Overzicht van patroonkoppeling

Patroonkoppeling is een techniek waarbij u een expressie test om te bepalen of deze bepaalde kenmerken heeft. C#-patroonkoppeling biedt beknoptere syntaxis voor het testen van expressies en het ondernemen van actie wanneer een expressie overeenkomt. De expressie ondersteuntis patroonkoppeling om een expressie te testen en een nieuwe variabele voorwaardelijk te declareren voor het resultaat van die expressie. switch Met de expressie kunt u acties uitvoeren op basis van het eerste overeenkomende patroon voor een expressie. Deze twee expressies ondersteunen een rijke vocabulaire aan patronen.

Dit artikel bevat een overzicht van scenario's waarin u patroonkoppeling kunt gebruiken. Deze technieken kunnen de leesbaarheid en juistheid van uw code verbeteren. Zie het artikel over patronen in de taalreferentie voor een volledige bespreking van alle patronen die u kunt toepassen.

Null-controles

Een van de meest voorkomende scenario's voor patroonkoppeling is ervoor te zorgen dat waarden niet nullzijn. U kunt een waardetype met null-waarde testen en converteren naar het onderliggende type tijdens het testen null voor het volgende voorbeeld:

int? maybe = 12;

if (maybe is int number)
{
    Console.WriteLine($"The nullable int 'maybe' has the value {number}");
}
else
{
    Console.WriteLine("The nullable int 'maybe' doesn't hold a value");
}

De voorgaande code is een declaratiepatroon om het type van de variabele te testen en deze toe te wijzen aan een nieuwe variabele. De taalregels maken deze techniek veiliger dan vele andere. De variabele number is alleen toegankelijk en toegewezen in het werkelijke gedeelte van de if component. Als u deze ergens anders probeert te openen, in de else component of na het if blok, treedt er een fout op in de compiler. Ten tweede, omdat u de == operator niet gebruikt, werkt dit patroon wanneer een type de == operator overbelast. Dit maakt het een ideale manier om null-verwijzingswaarden te controleren, waarbij het not patroon wordt toegevoegd:

string? message = ReadMessageOrDefault();

if (message is not null)
{
    Console.WriteLine(message);
}

In het voorgaande voorbeeld is een constant patroon gebruikt om de variabele te vergelijken met null. Het not is een logisch patroon dat overeenkomt wanneer het negated patroon niet overeenkomt.

Typetests

Een ander veelvoorkomend gebruik voor patroonkoppeling is het testen van een variabele om te zien of deze overeenkomt met een bepaald type. Met de volgende code wordt bijvoorbeeld getest of een variabele niet null is en de System.Collections.Generic.IList<T> interface wordt geïmplementeerd. Als dit het geval is, wordt de ICollection<T>.Count eigenschap in die lijst gebruikt om de middelste index te vinden. Het declaratiepatroon komt niet overeen met een null waarde, ongeacht het type compileertijd van de variabele. De onderstaande code beveiligt naast nullhet beschermen tegen een type dat niet wordt geïmplementeerd IList.
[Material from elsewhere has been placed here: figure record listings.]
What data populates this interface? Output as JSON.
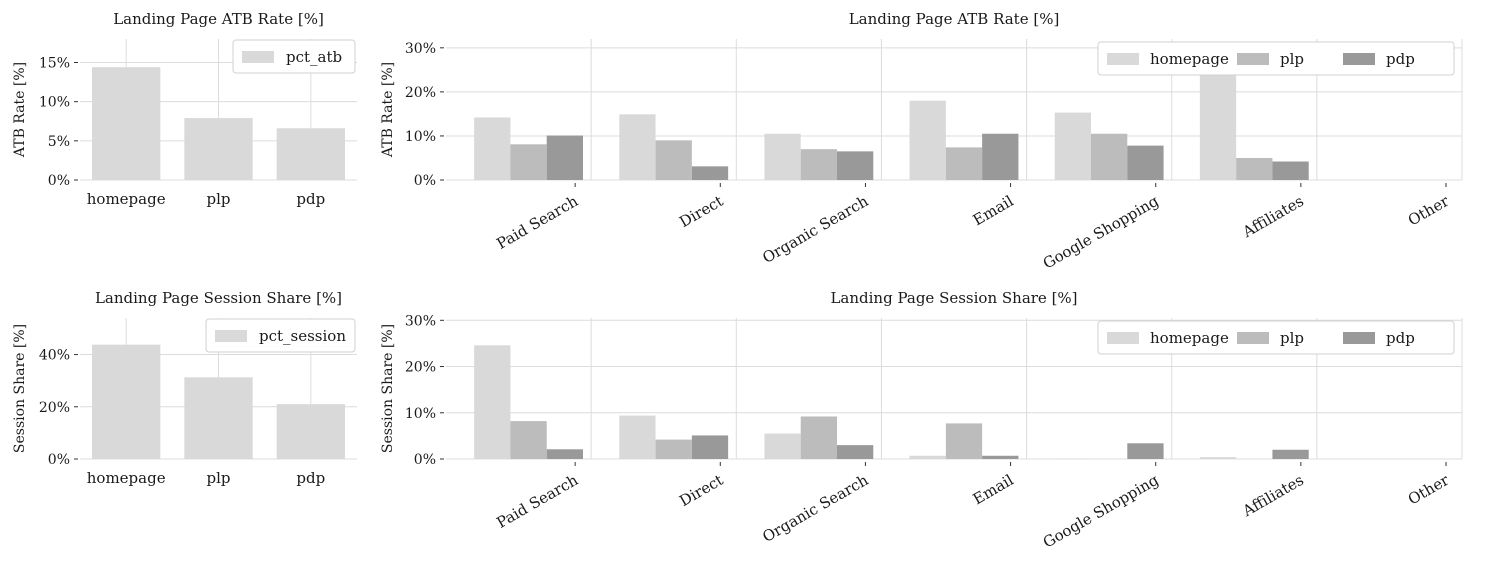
{
  "colors": {
    "homepage": "#d9d9d9",
    "plp": "#bcbcbc",
    "pdp": "#999999"
  },
  "chart_data": [
    {
      "type": "bar",
      "title": "Landing Page ATB Rate [%]",
      "ylabel": "ATB Rate [%]",
      "categories": [
        "homepage",
        "plp",
        "pdp"
      ],
      "series": [
        {
          "name": "pct_atb",
          "values": [
            14.4,
            7.9,
            6.6
          ]
        }
      ],
      "yticks": [
        "0%",
        "5%",
        "10%",
        "15%"
      ],
      "ytick_values": [
        0,
        5,
        10,
        15
      ],
      "ylim": [
        0,
        18
      ],
      "legend": "top-right",
      "grid": true
    },
    {
      "type": "bar",
      "title": "Landing Page ATB Rate [%]",
      "ylabel": "ATB Rate [%]",
      "categories": [
        "Paid Search",
        "Direct",
        "Organic Search",
        "Email",
        "Google Shopping",
        "Affiliates",
        "Other"
      ],
      "series": [
        {
          "name": "homepage",
          "values": [
            14.2,
            14.9,
            10.5,
            18.0,
            15.3,
            25.8,
            0
          ]
        },
        {
          "name": "plp",
          "values": [
            8.1,
            9.0,
            7.0,
            7.4,
            10.5,
            5.0,
            0
          ]
        },
        {
          "name": "pdp",
          "values": [
            10.1,
            3.1,
            6.5,
            10.5,
            7.8,
            4.2,
            0
          ]
        }
      ],
      "yticks": [
        "0%",
        "10%",
        "20%",
        "30%"
      ],
      "ytick_values": [
        0,
        10,
        20,
        30
      ],
      "ylim": [
        0,
        32
      ],
      "legend": "top-right",
      "grid": true
    },
    {
      "type": "bar",
      "title": "Landing Page Session Share [%]",
      "ylabel": "Session Share [%]",
      "categories": [
        "homepage",
        "plp",
        "pdp"
      ],
      "series": [
        {
          "name": "pct_session",
          "values": [
            43.8,
            31.3,
            21.0
          ]
        }
      ],
      "yticks": [
        "0%",
        "20%",
        "40%"
      ],
      "ytick_values": [
        0,
        20,
        40
      ],
      "ylim": [
        0,
        54
      ],
      "legend": "top-right",
      "grid": true
    },
    {
      "type": "bar",
      "title": "Landing Page Session Share [%]",
      "ylabel": "Session Share [%]",
      "categories": [
        "Paid Search",
        "Direct",
        "Organic Search",
        "Email",
        "Google Shopping",
        "Affiliates",
        "Other"
      ],
      "series": [
        {
          "name": "homepage",
          "values": [
            24.6,
            9.4,
            5.5,
            0.7,
            0.1,
            0.4,
            0
          ]
        },
        {
          "name": "plp",
          "values": [
            8.2,
            4.2,
            9.2,
            7.7,
            0,
            0,
            0
          ]
        },
        {
          "name": "pdp",
          "values": [
            2.1,
            5.1,
            3.0,
            0.7,
            3.4,
            2.0,
            0
          ]
        }
      ],
      "yticks": [
        "0%",
        "10%",
        "20%",
        "30%"
      ],
      "ytick_values": [
        0,
        10,
        20,
        30
      ],
      "ylim": [
        0,
        30.5
      ],
      "legend": "top-right",
      "grid": true
    }
  ]
}
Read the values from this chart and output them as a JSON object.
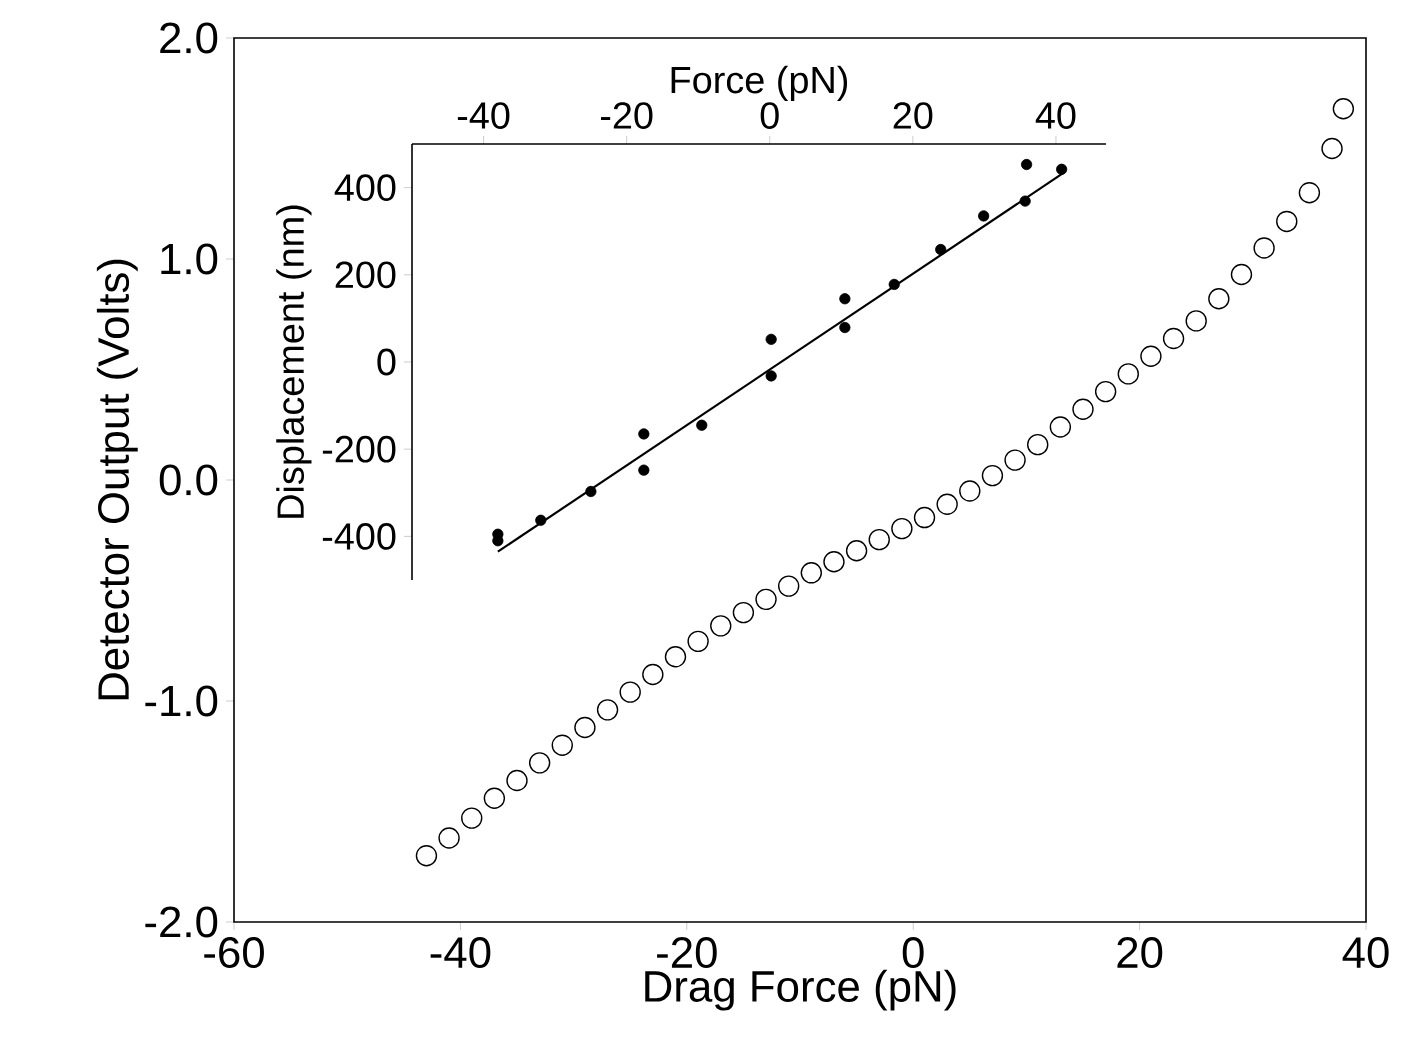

public static T MidPoint<T>(IEnumerable<T> sequence)
{
    if (sequence is IList<T> list)
    {
        return list[list.Count / 2];
    }
    else if (sequence is null)
    {
        throw new ArgumentNullException(nameof(sequence), "Sequence can't be null.");
    }
    else
    {
        int halfLength = sequence.Count() / 2 - 1;
        if (halfLength < 0) halfLength = 0;
        return sequence.Skip(halfLength).First();
    }
}

Dezelfde tests kunnen in een switch expressie worden toegepast om een variabele te testen op meerdere verschillende typen. U kunt deze informatie gebruiken om betere algoritmen te maken op basis van het specifieke runtimetype.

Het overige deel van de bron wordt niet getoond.